The closing of the center comes two years after the center was fined $22,000 by the Texas Commission on Environmental Quality for dumping babies killed at the facility in a landfill.
A report from the University of Texas at Austin says the number of babies in Texas who have died from abortion has fallen 13% over the last year.
A Democrat appointed federal judge has struck down an abortion law in Alabama that has passed Constitutional muster in multiple other states.
U.S. District Judge Myron Thompson ruled that the law would require women to travel to obtain the end of their child’s life, and that because many of them are poor, it causes an undue burden on them to travel.

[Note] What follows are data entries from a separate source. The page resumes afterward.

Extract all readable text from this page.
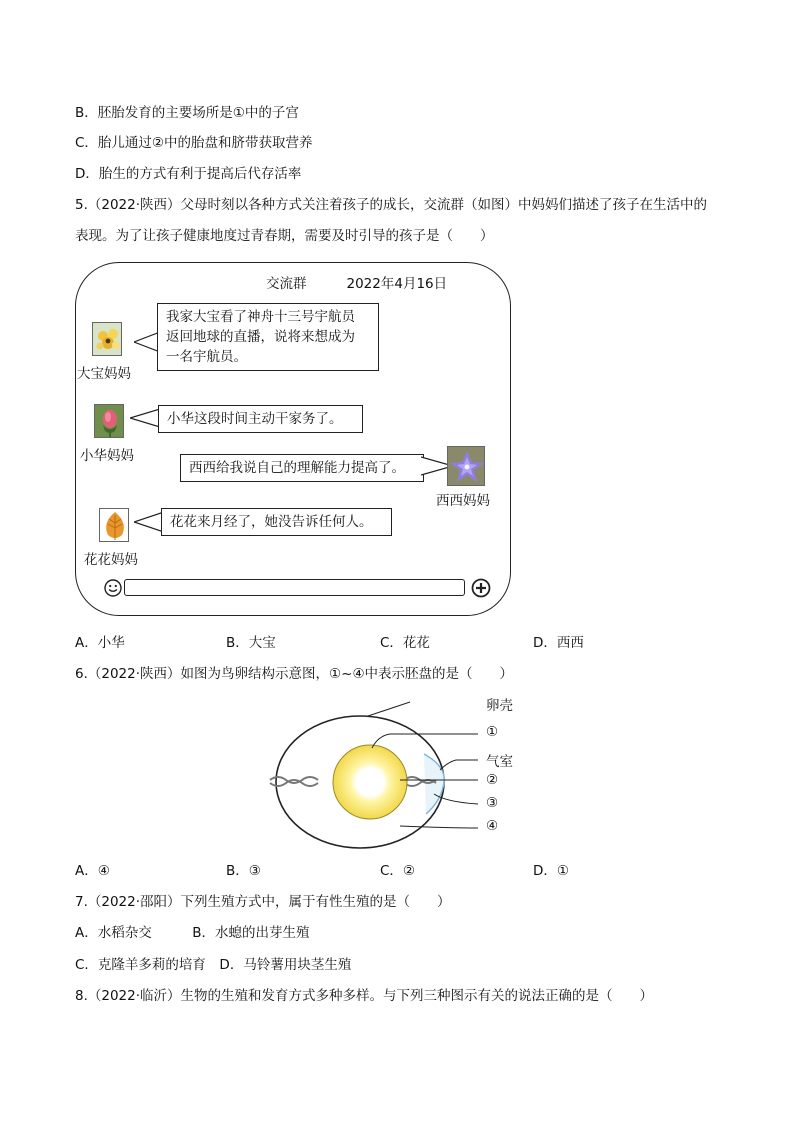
B．胚胎发育的主要场所是①中的子宫
C．胎儿通过②中的胎盘和脐带获取营养
D．胎生的方式有利于提高后代存活率
5.（2022·陕西）父母时刻以各种方式关注着孩子的成长，交流群（如图）中妈妈们描述了孩子在生活中的
表现。为了让孩子健康地度过青春期，需要及时引导的孩子是（　　）
交流群	2022年4月16日
大宝妈妈
我家大宝看了神舟十三号宇航员
返回地球的直播，说将来想成为
一名宇航员。
小华妈妈
小华这段时间主动干家务了。
西西给我说自己的理解能力提高了。
西西妈妈
花花妈妈
花花来月经了，她没告诉任何人。
A．小华	B．大宝	C．花花	D．西西
6.（2022·陕西）如图为鸟卵结构示意图，①~④中表示胚盘的是（　　）
卵壳
①
气室
②
③
④
A．④	B．③	C．②	D．①
7.（2022·邵阳）下列生殖方式中，属于有性生殖的是（　　）
A．水稻杂交　　　B．水螅的出芽生殖
C．克隆羊多莉的培育　D．马铃薯用块茎生殖
8.（2022·临沂）生物的生殖和发育方式多种多样。与下列三种图示有关的说法正确的是（　　）
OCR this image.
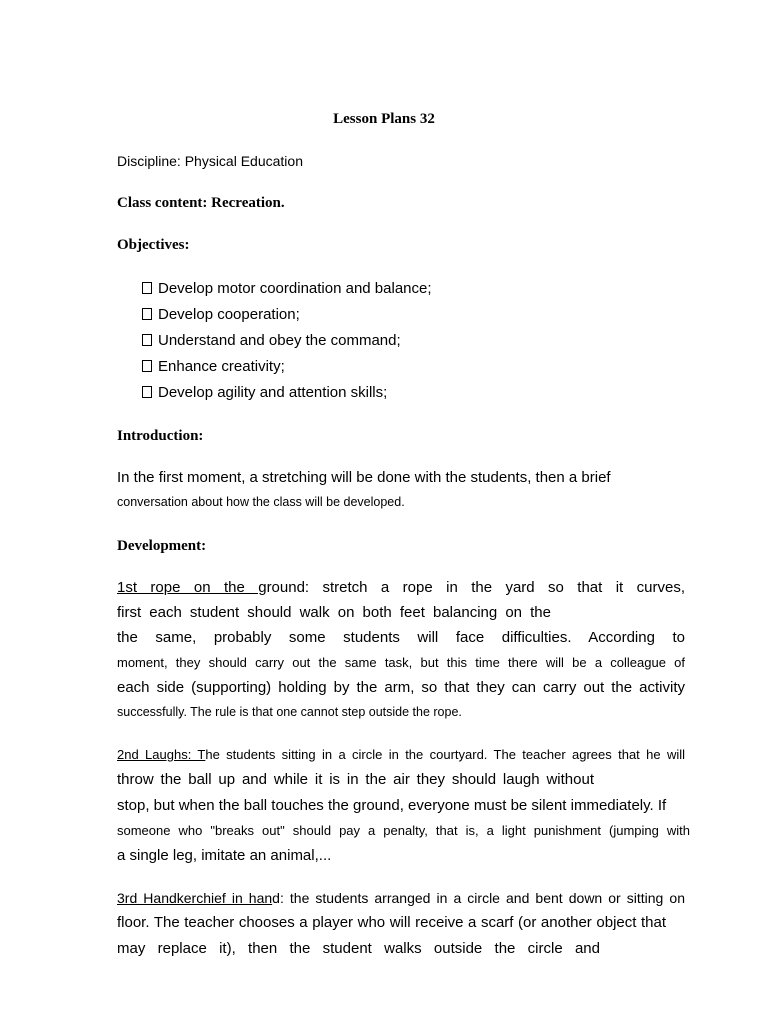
Lesson Plans 32

Discipline: Physical Education

Class content: Recreation.

Objectives:

Develop motor coordination and balance;

Develop cooperation;

Understand and obey the command;

Enhance creativity;

Develop agility and attention skills;

Introduction:

In the first moment, a stretching will be done with the students, then a brief

conversation about how the class will be developed.

Development:

1st rope on the ground: stretch a rope in the yard so that it curves,

first each student should walk on both feet balancing on the

the same, probably some students will face difficulties. According to

moment, they should carry out the same task, but this time there will be a colleague of

each side (supporting) holding by the arm, so that they can carry out the activity

successfully. The rule is that one cannot step outside the rope.

2nd Laughs: The students sitting in a circle in the courtyard. The teacher agrees that he will

throw the ball up and while it is in the air they should laugh without

stop, but when the ball touches the ground, everyone must be silent immediately. If

someone who "breaks out" should pay a penalty, that is, a light punishment (jumping with

a single leg, imitate an animal,...

3rd Handkerchief in hand: the students arranged in a circle and bent down or sitting on

floor. The teacher chooses a player who will receive a scarf (or another object that

may replace it), then the student walks outside the circle and
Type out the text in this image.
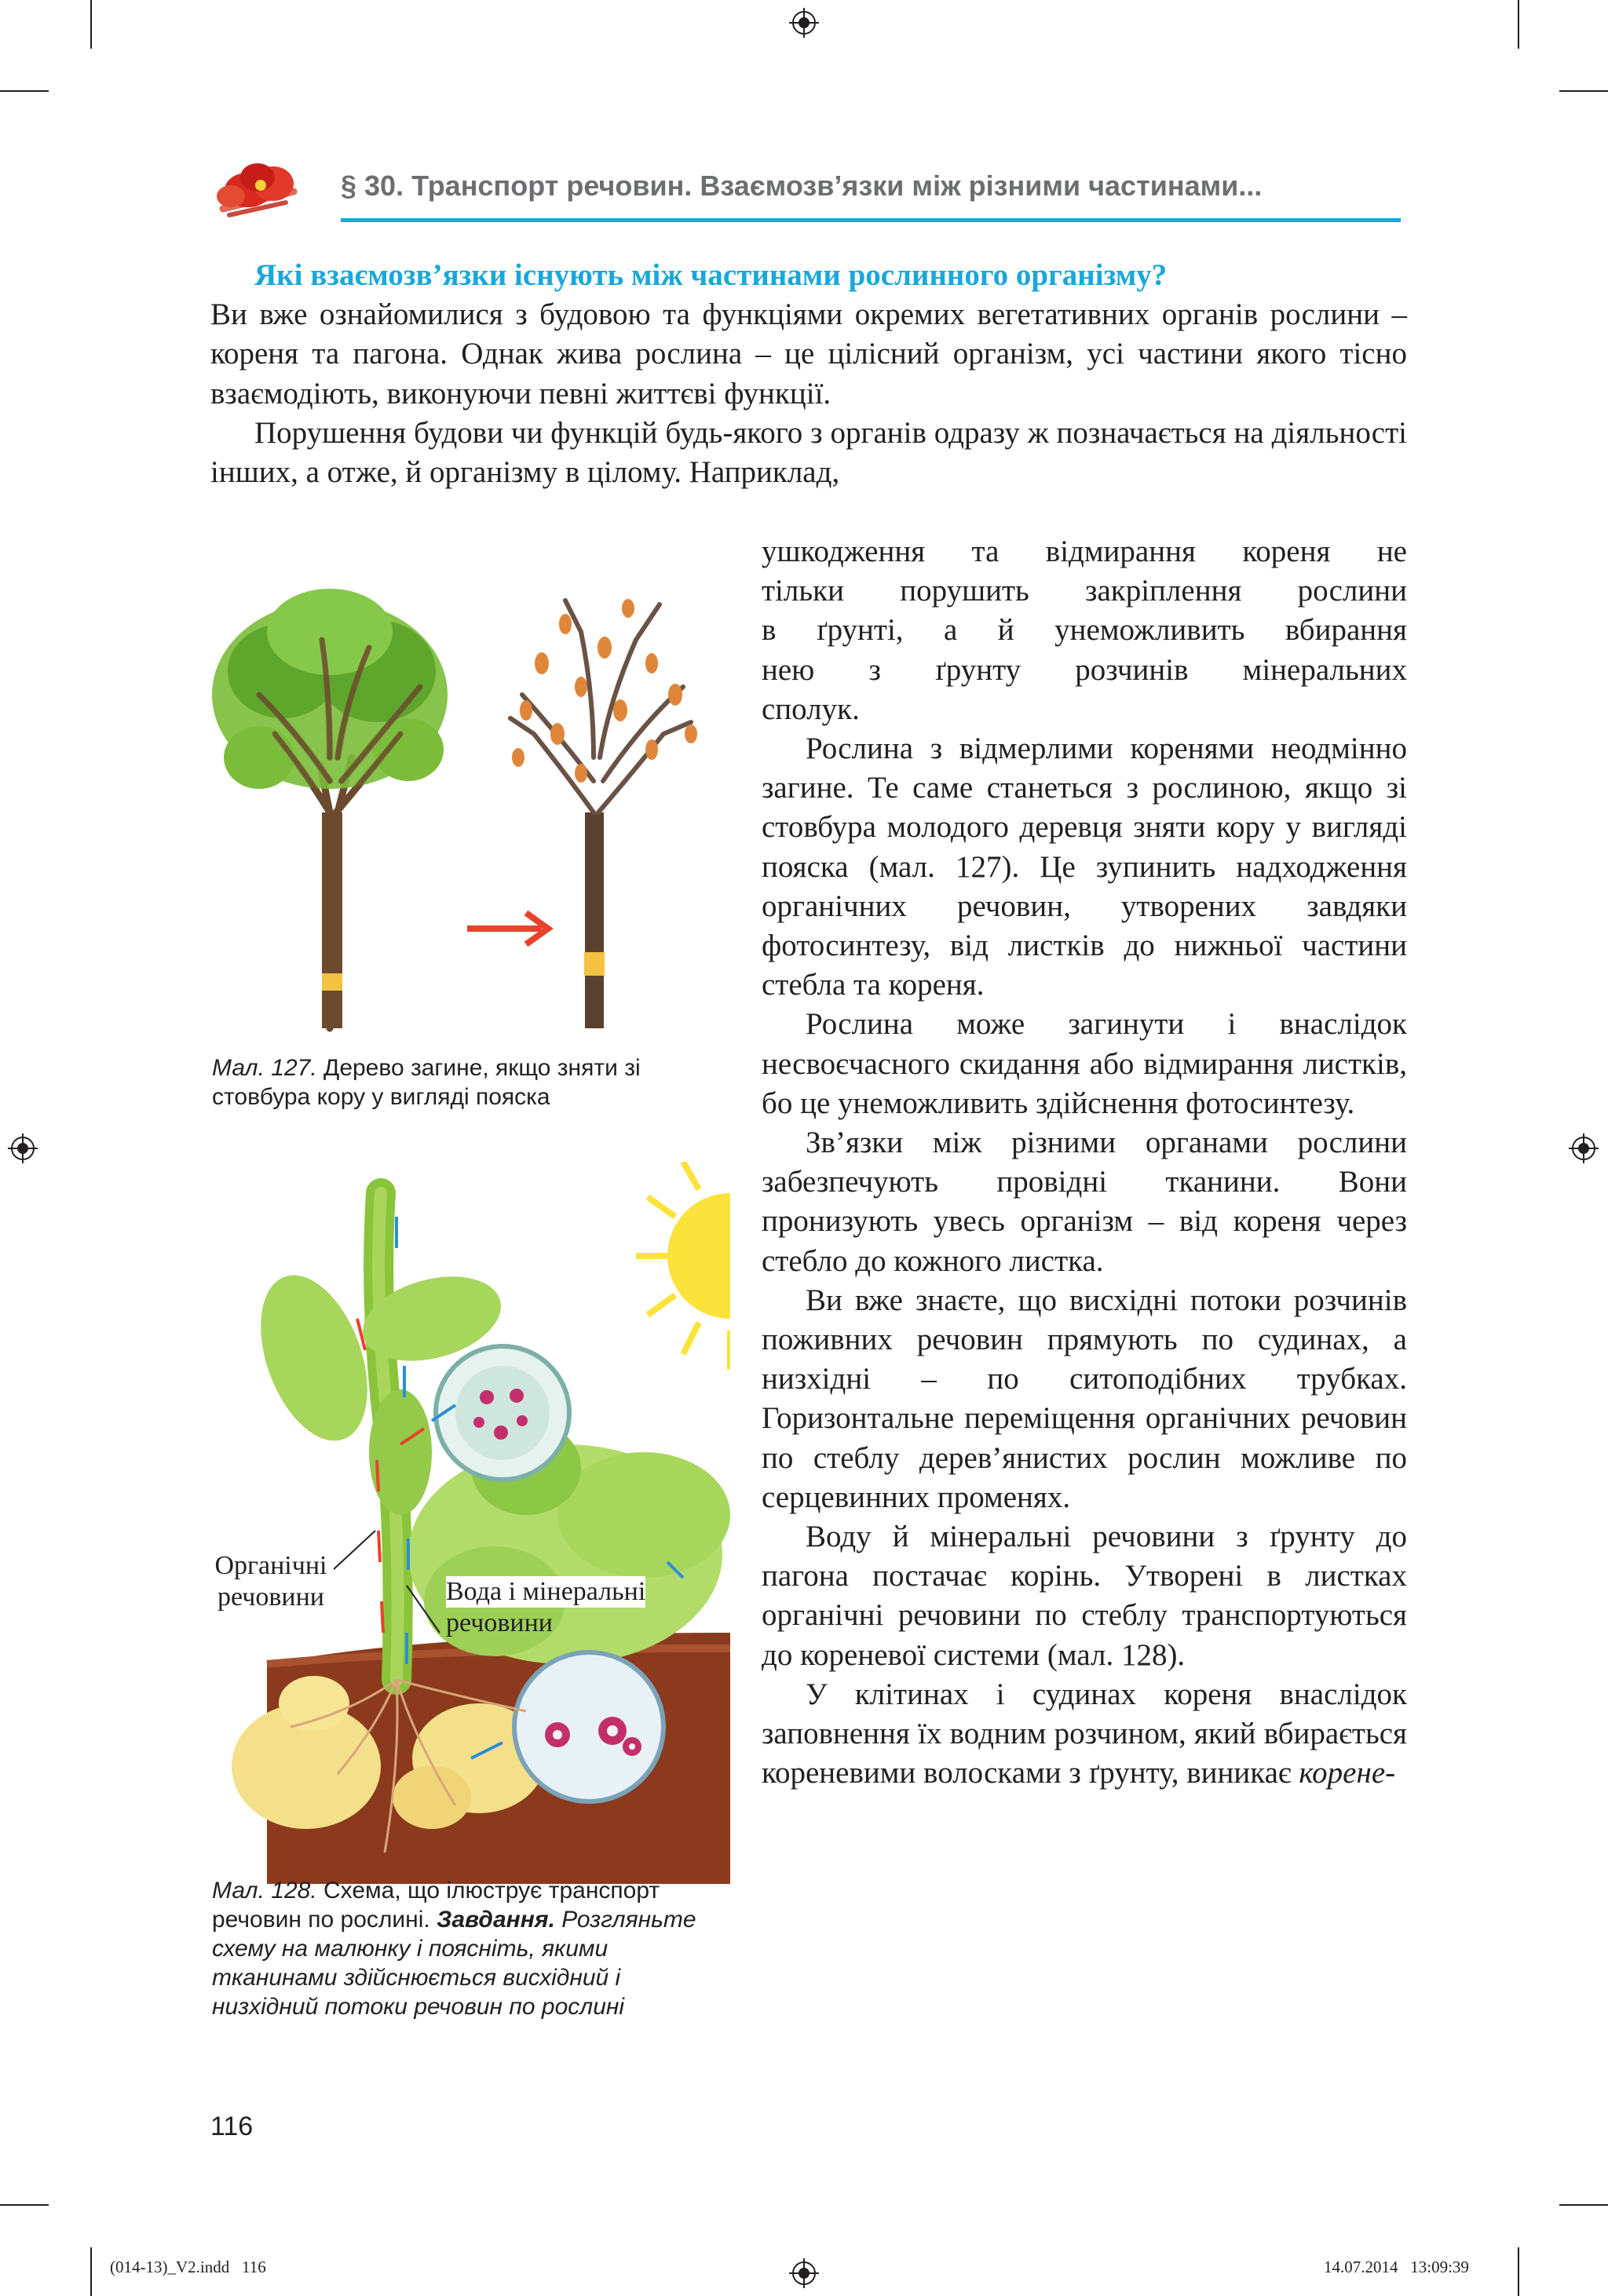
§ 30. Транспорт речовин. Взаємозв’язки між різними частинами...

Які взаємозв’язки існують між частинами рослинного організму?

Ви вже ознайомилися з будовою та функціями окремих вегетативних органів рослини – кореня та пагона. Однак жива рослина – це цілісний організм, усі частини якого тісно взаємодіють, виконуючи певні життєві функції.

Порушення будови чи функцій будь-якого з органів одразу ж позначається на діяльності інших, а отже, й організму в цілому. Наприклад,

ушкодження та відмирання кореня не

тільки порушить закріплення рослини

в ґрунті, а й унеможливить вбирання

нею з ґрунту розчинів мінеральних

сполук.

Рослина з відмерлими коренями неодмінно загине. Те саме станеться з рослиною, якщо зі стовбура молодого деревця зняти кору у вигляді пояска (мал. 127). Це зупинить надходження органічних речовин, утворених завдяки фотосинтезу, від листків до нижньої частини стебла та кореня.

Рослина може загинути і внаслідок несвоєчасного скидання або відмирання листків, бо це унеможливить здійснення фотосинтезу.

Зв’язки між різними органами рослини забезпечують провідні тканини. Вони пронизують увесь організм – від кореня через стебло до кожного листка.

Ви вже знаєте, що висхідні потоки розчинів поживних речовин прямують по судинах, а низхідні – по ситоподібних трубках. Горизонтальне переміщення органічних речовин по стеблу дерев’янистих рослин можливе по серцевинних променях.

Воду й мінеральні речовини з ґрунту до пагона постачає корінь. Утворені в листках органічні речовини по стеблу транспортуються до кореневої системи (мал. 128).

У клітинах і судинах кореня внаслідок заповнення їх водним розчином, який вбирається кореневими волосками з ґрунту, виникає корене-

Мал. 127. Дерево загине, якщо зняти зі стовбура кору у вигляді пояска
Органічні
речовини	Вода і мінеральні
речовини
Мал. 128. Схема, що ілюструє транспорт речовин по рослині. Завдання. Розгляньте схему на малюнку і поясніть, якими тканинами здійснюється висхідний і низхідний потоки речовин по рослині
116
(014-13)_V2.indd   116	14.07.2014   13:09:39
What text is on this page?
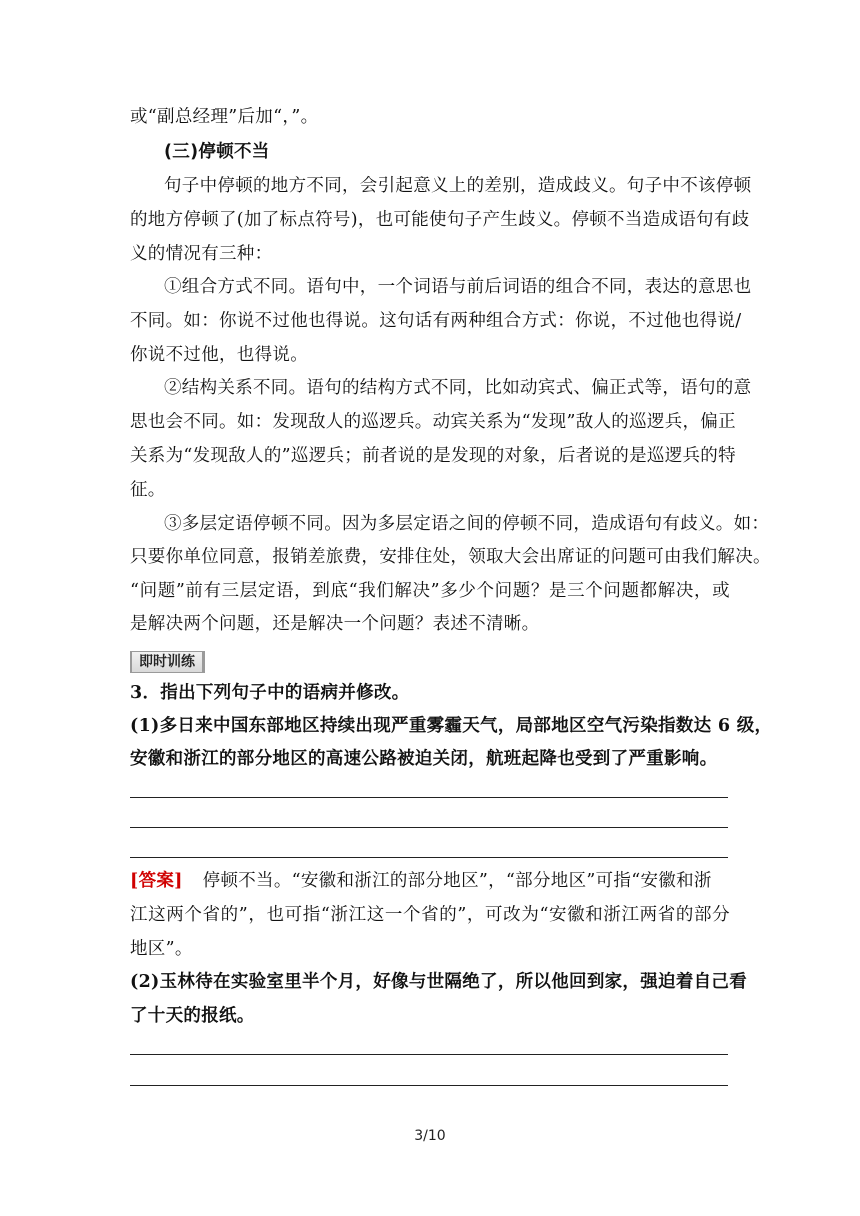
或“副总经理”后加“，”。
(三)停顿不当
句子中停顿的地方不同，会引起意义上的差别，造成歧义。句子中不该停顿
的地方停顿了(加了标点符号)，也可能使句子产生歧义。停顿不当造成语句有歧
义的情况有三种：
①组合方式不同。语句中，一个词语与前后词语的组合不同，表达的意思也
不同。如：你说不过他也得说。这句话有两种组合方式：你说，不过他也得说/
你说不过他，也得说。
②结构关系不同。语句的结构方式不同，比如动宾式、偏正式等，语句的意
思也会不同。如：发现敌人的巡逻兵。动宾关系为“发现”敌人的巡逻兵，偏正
关系为“发现敌人的”巡逻兵；前者说的是发现的对象，后者说的是巡逻兵的特
征。
③多层定语停顿不同。因为多层定语之间的停顿不同，造成语句有歧义。如：
只要你单位同意，报销差旅费，安排住处，领取大会出席证的问题可由我们解决。
“问题”前有三层定语，到底“我们解决”多少个问题？是三个问题都解决，或
是解决两个问题，还是解决一个问题？表述不清晰。
即时训练
3．指出下列句子中的语病并修改。
(1)多日来中国东部地区持续出现严重雾霾天气，局部地区空气污染指数达 6 级，
安徽和浙江的部分地区的高速公路被迫关闭，航班起降也受到了严重影响。
[答案] 停顿不当。“安徽和浙江的部分地区”，“部分地区”可指“安徽和浙
江这两个省的”，也可指“浙江这一个省的”，可改为“安徽和浙江两省的部分
地区”。
(2)玉林待在实验室里半个月，好像与世隔绝了，所以他回到家，强迫着自己看
了十天的报纸。
3/10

“A significant number of the women would be prevented from obtaining an abortion; others would be delayed in obtaining abortions, exposing them to greater risks of complications; and even the women who are able to obtain abortions would suffer significant harms in terms of time, financial cost, and invasion of privacy,” Thompson wrote.
Several abortionists including Planned Parenthood had sued to block the law that would have require doctors to have admitting privileges in the event they botch an abortion and cause a critical injury to a woman.
Thompson even suggested that there is no difference between abortion rights and gun rights.
A Mississippi law that would have shut down the state last abortion clinic was ruled unconstitutional by a federal court even though it had the same provisions as other states where the constitutionality was upheld.
A three judge panel with the 5th Circuit Court of Appeals in New Orleans ruled that the law was unconstitutional because it would mean women would need to travel to another state to kill their babies via abortion. That, the court said, would cause an “undue burden” on the women who wanted to end their child’s life.
The court also said the state is “obligated” to uphold the “right” for women to kill their babies via abortion.
The Mississippi law was modeled on a Texas law that requires all abortion clinics to have abortionists with admitting privileges at a local hospital should a complication arise during the procedure. All hospitals in the area of the Jackson Women’s Health Organization had refused to work with the abortionists.
The judge who dissented in the case said states are not required by the Constitution to provide abortion clinics, but rather to ensure the safety of anyone that wanted to operate a clinic within their state.